Hubert Invents the Wheel
- First edition cover
- Author: Claire and Monte Montgomery
- Illustrator: Jeff Shelly
- Publisher: Walker & Company
- Publication date: October 1, 2005
- ISBN: 0-8027-8990-0

= Hubert Invents the Wheel =

2005 historical novel by Claire and Monte Montgomery

Hubert Invents the Wheel is a historical novel about the invention of the wheel, developed by Claire and Monte Montgomery and illustrated by Jeff Shelly. It was published in 2005 by Walker & Company, and was named to the Texas Bluebonnet Masterlist. The story centers on a 15-year-old Sumerian boy, Hubert, who is trying to be an inventor, over the objections of his stodgy father, Gorp. Hubert succeeds in creating a wheel that revolutionizes life in Mesopotamia, but soon discovers that the new technology can be used for both good and evil.

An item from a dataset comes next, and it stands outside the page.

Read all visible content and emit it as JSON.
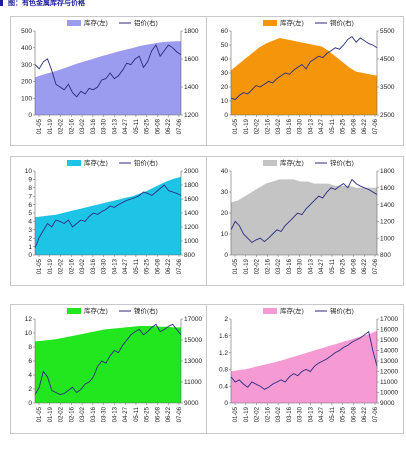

School Library Journals review indicates that the story is liberally sprinkled with modern concepts and references like road rage, a "new and certified pre-owned sledge dealership", and an "edifice complex". It further indicates that the book "[balances broad comic scenes with] wordplay and lively dialogue." Missouri teachers selected the book for their Reading Circle program and PBS TeacherSource recommended it, among others.